Some advocates of the torture ban have argued that we're not really giving anything up, because torture never works. If that were true, this wouldn't be a genuine moral choice. But in fact, America will lose some leverage in interrogations. There's no escaping the reality that people may die in future terrorist attacks because we have opted for a moral choice.
To understand what difference a ban on torture will make, I spoke this week with British sources about the interrogation techniques used against the Irish Republican Army in the early 1970s. The British were facing a hideous IRA bombing campaign, and to stop the bombers, the British army and police in Northern Ireland tried to squeeze information from their IRA prisoners.
The British recognized what every cop knows -- that interrogation is much easier if the prisoner is disoriented. So the British put hoods on their IRA prisoners, just as U.S. interrogators have done in Iraq. The British approved other, harsher methods: depriving IRA prisoners of sleep, making them lean against a wall for long periods, using "white noise" that would confuse them.
The clincher for British interrogators was mock execution.
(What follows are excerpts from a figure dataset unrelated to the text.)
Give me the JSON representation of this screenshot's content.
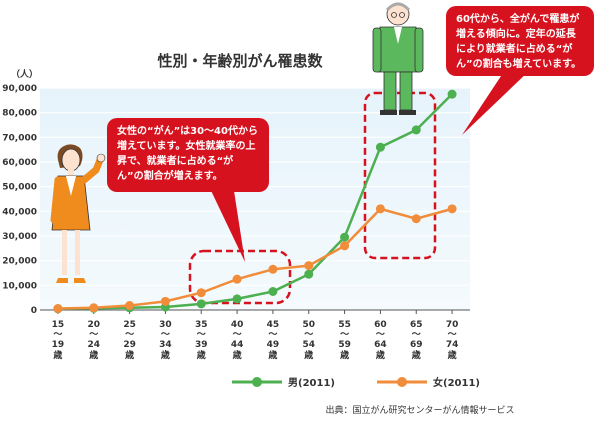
{
  "chart_data": {
    "type": "line",
    "title": "性別・年齢別がん罹患数",
    "unit_label": "（人）",
    "categories": [
      "15〜19歳",
      "20〜24歳",
      "25〜29歳",
      "30〜34歳",
      "35〜39歳",
      "40〜44歳",
      "45〜49歳",
      "50〜54歳",
      "55〜59歳",
      "60〜64歳",
      "65〜69歳",
      "70〜74歳"
    ],
    "x_label_parts": [
      [
        "15",
        "19"
      ],
      [
        "20",
        "24"
      ],
      [
        "25",
        "29"
      ],
      [
        "30",
        "34"
      ],
      [
        "35",
        "39"
      ],
      [
        "40",
        "44"
      ],
      [
        "45",
        "49"
      ],
      [
        "50",
        "54"
      ],
      [
        "55",
        "59"
      ],
      [
        "60",
        "64"
      ],
      [
        "65",
        "69"
      ],
      [
        "70",
        "74"
      ]
    ],
    "x_tilde": "〜",
    "x_unit": "歳",
    "y_ticks": [
      "0",
      "10,000",
      "20,000",
      "30,000",
      "40,000",
      "50,000",
      "60,000",
      "70,000",
      "80,000",
      "90,000"
    ],
    "ylim": [
      0,
      90000
    ],
    "grid": true,
    "legend_position": "bottom-right",
    "series": [
      {
        "name": "男(2011)",
        "color": "#4caf50",
        "values": [
          500,
          700,
          900,
          1200,
          2500,
          4500,
          7500,
          14500,
          29500,
          66000,
          73000,
          87500
        ]
      },
      {
        "name": "女(2011)",
        "color": "#f08c3a",
        "values": [
          600,
          900,
          1800,
          3500,
          7000,
          12500,
          16500,
          18000,
          26000,
          41000,
          37000,
          41000
        ]
      }
    ]
  },
  "callouts": {
    "female": "女性の“がん”は30〜40代から増えています。女性就業率の上昇で、就業者に占める“がん”の割合が増えます。",
    "male": "60代から、全がんで罹患が増える傾向に。定年の延長により就業者に占める“がん”の割合も増えています。"
  },
  "source": "出典：国立がん研究センターがん情報サービス"
}
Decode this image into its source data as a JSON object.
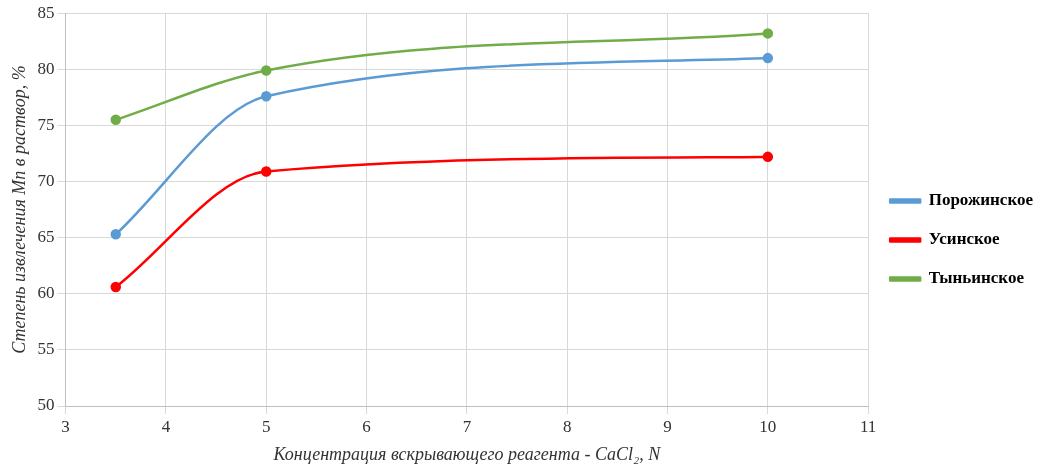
{
  "chart_data": {
    "type": "line",
    "xlabel": "Концентрация вскрывающего реагента - CaCl₂, N",
    "ylabel": "Степень извлечения Mn в раствор, %",
    "x": [
      3.5,
      5,
      10
    ],
    "series": [
      {
        "name": "Порожинское",
        "color": "#5b9bd5",
        "values": [
          65.3,
          77.6,
          81.0
        ]
      },
      {
        "name": "Усинское",
        "color": "#ff0000",
        "values": [
          60.6,
          70.9,
          72.2
        ]
      },
      {
        "name": "Тыньинское",
        "color": "#70ad47",
        "values": [
          75.5,
          79.9,
          83.2
        ]
      }
    ],
    "xlim": [
      3,
      11
    ],
    "xticks": [
      3,
      4,
      5,
      6,
      7,
      8,
      9,
      10,
      11
    ],
    "ylim": [
      50,
      85
    ],
    "yticks": [
      50,
      55,
      60,
      65,
      70,
      75,
      80,
      85
    ],
    "grid": true,
    "legend": "right",
    "marker": "circle",
    "line_style": "solid"
  }
}
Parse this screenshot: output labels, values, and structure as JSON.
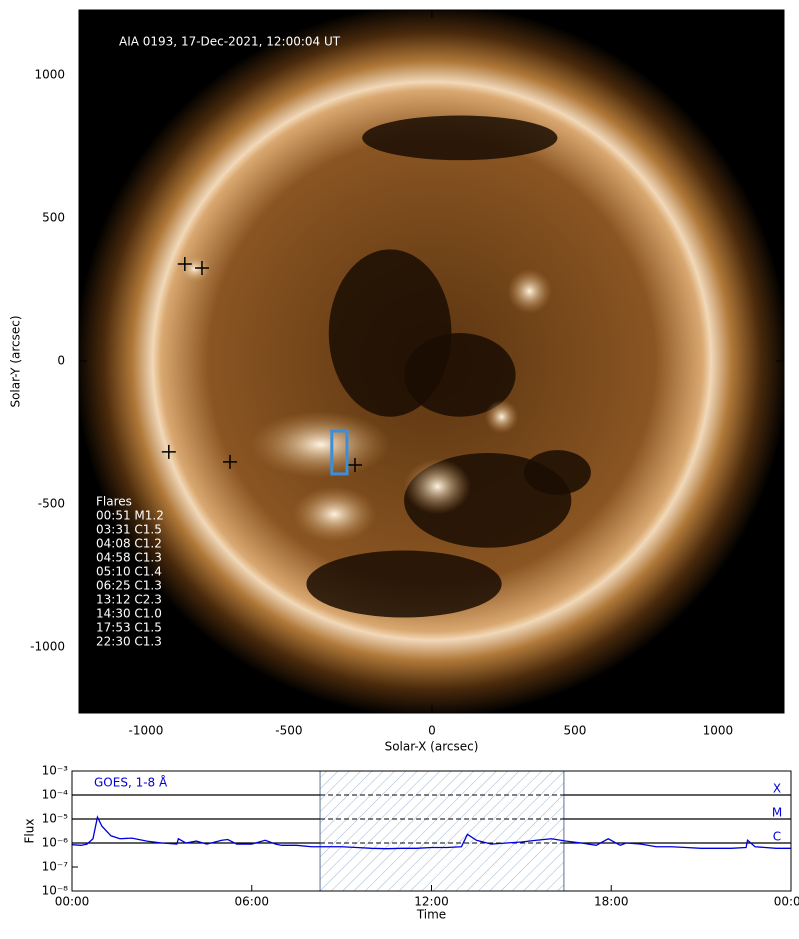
{
  "chart_data": [
    {
      "type": "image",
      "annotation": "AIA 0193, 17-Dec-2021, 12:00:04 UT",
      "xlabel": "Solar-X (arcsec)",
      "ylabel": "Solar-Y (arcsec)",
      "xlim": [
        -1234,
        1231
      ],
      "ylim": [
        -1231,
        1227
      ],
      "xticks": [
        -1000,
        -500,
        0,
        500,
        1000
      ],
      "yticks": [
        -1000,
        -500,
        0,
        500,
        1000
      ],
      "solar_radius": 975,
      "markers": {
        "x": [
          -864,
          -804,
          -920,
          -706,
          -269
        ],
        "y": [
          339,
          325,
          -318,
          -353,
          -364
        ],
        "color": "#000000"
      },
      "box": {
        "x": [
          -350,
          -297
        ],
        "y": [
          -395,
          -245
        ],
        "color": "#3a8fd8"
      },
      "flare_list_title": "Flares",
      "flare_list": [
        "00:51 M1.2",
        "03:31 C1.5",
        "04:08 C1.2",
        "04:58 C1.3",
        "05:10 C1.4",
        "06:25 C1.3",
        "13:12 C2.3",
        "14:30 C1.0",
        "17:53 C1.5",
        "22:30 C1.3"
      ]
    },
    {
      "type": "line",
      "log_y": true,
      "xlabel": "Time",
      "ylabel": "Flux",
      "xlim": [
        0,
        24
      ],
      "ylim": [
        1e-08,
        0.001
      ],
      "xticks": [
        {
          "value": 0,
          "label": "00:00"
        },
        {
          "value": 6,
          "label": "06:00"
        },
        {
          "value": 12,
          "label": "12:00"
        },
        {
          "value": 18,
          "label": "18:00"
        },
        {
          "value": 24,
          "label": "00:00"
        }
      ],
      "yticks": [
        {
          "value": 1e-08,
          "label": "10⁻⁸"
        },
        {
          "value": 1e-07,
          "label": "10⁻⁷"
        },
        {
          "value": 1e-06,
          "label": "10⁻⁶"
        },
        {
          "value": 1e-05,
          "label": "10⁻⁵"
        },
        {
          "value": 0.0001,
          "label": "10⁻⁴"
        },
        {
          "value": 0.001,
          "label": "10⁻³"
        }
      ],
      "class_lines": [
        {
          "label": "X",
          "value": 0.0001
        },
        {
          "label": "M",
          "value": 1e-05
        },
        {
          "label": "C",
          "value": 1e-06
        }
      ],
      "shaded": [
        8.28,
        16.42
      ],
      "x": [
        0,
        0.3,
        0.5,
        0.7,
        0.85,
        1.0,
        1.3,
        1.6,
        2,
        2.5,
        3,
        3.5,
        3.55,
        3.8,
        4.15,
        4.5,
        5.0,
        5.2,
        5.5,
        6,
        6.45,
        6.8,
        7,
        7.5,
        8,
        8.5,
        9,
        9.5,
        10,
        10.5,
        11,
        11.5,
        12,
        12.5,
        13,
        13.2,
        13.5,
        14,
        14.5,
        15,
        15.5,
        16,
        16.5,
        17,
        17.5,
        17.9,
        18.3,
        18.5,
        19,
        19.5,
        20,
        20.5,
        21,
        21.5,
        22,
        22.5,
        22.55,
        22.8,
        23.5,
        24
      ],
      "series": [
        {
          "name": "GOES, 1-8 Å",
          "color": "#0000dd",
          "values": [
            8.5e-07,
            8e-07,
            9e-07,
            1.5e-06,
            1.2e-05,
            5e-06,
            2e-06,
            1.5e-06,
            1.6e-06,
            1.2e-06,
            1e-06,
            9e-07,
            1.5e-06,
            1e-06,
            1.2e-06,
            9e-07,
            1.3e-06,
            1.4e-06,
            9e-07,
            9e-07,
            1.3e-06,
            9e-07,
            8e-07,
            8e-07,
            7e-07,
            7e-07,
            7e-07,
            6.5e-07,
            6e-07,
            5.8e-07,
            6e-07,
            6e-07,
            6.5e-07,
            6.5e-07,
            7e-07,
            2.3e-06,
            1.3e-06,
            9e-07,
            1e-06,
            1.1e-06,
            1.3e-06,
            1.5e-06,
            1.2e-06,
            1e-06,
            8e-07,
            1.5e-06,
            8e-07,
            1e-06,
            9e-07,
            7e-07,
            7e-07,
            6.5e-07,
            6e-07,
            6e-07,
            6e-07,
            6.5e-07,
            1.3e-06,
            7e-07,
            6e-07,
            6e-07
          ]
        }
      ]
    }
  ]
}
The preferred method in the mid-1970s was to take hooded IRA prisoners up in helicopters over the lakes near Belfast and threaten to throw them out if they didn't talk. Sometimes, they actually were thrown out. The prisoners didn't know that the helicopter was only a few yards above the water. I'm told that technique nearly always worked. (So, too, with the "waterboarding" that U.S. interrogators used to break al Qaeda leader Khalid Sheik Mohammed.) The British eventually had to give up their extreme techniques because of public outcry, and I'm told they got less information. But they eventually prevailed against the IRA.
What of the extreme case that should haunt us all, when an al Qaeda prisoner may know the location of a ticking nuclear bomb? Here, too, the right answer is the rule of law. Under the new rules, an aggressive interrogator who discovers information that prevents a nuclear attack may still be charged with a crime. But I doubt any judge or jury would ever convict him. That's the essence of a lawful society -- that hard decisions are left to courts, not to individuals. McCain got it exactly right when Newsweek asked him about this ultimate test. "You do what you have to do. But you take responsibility for it."
It's a long walk back from Abu Ghraib and Guantanamo Bay, but President Bush took a first step yesterday, prodded by the man who has been his greatest political rival. Their partnership, in itself, is encouraging.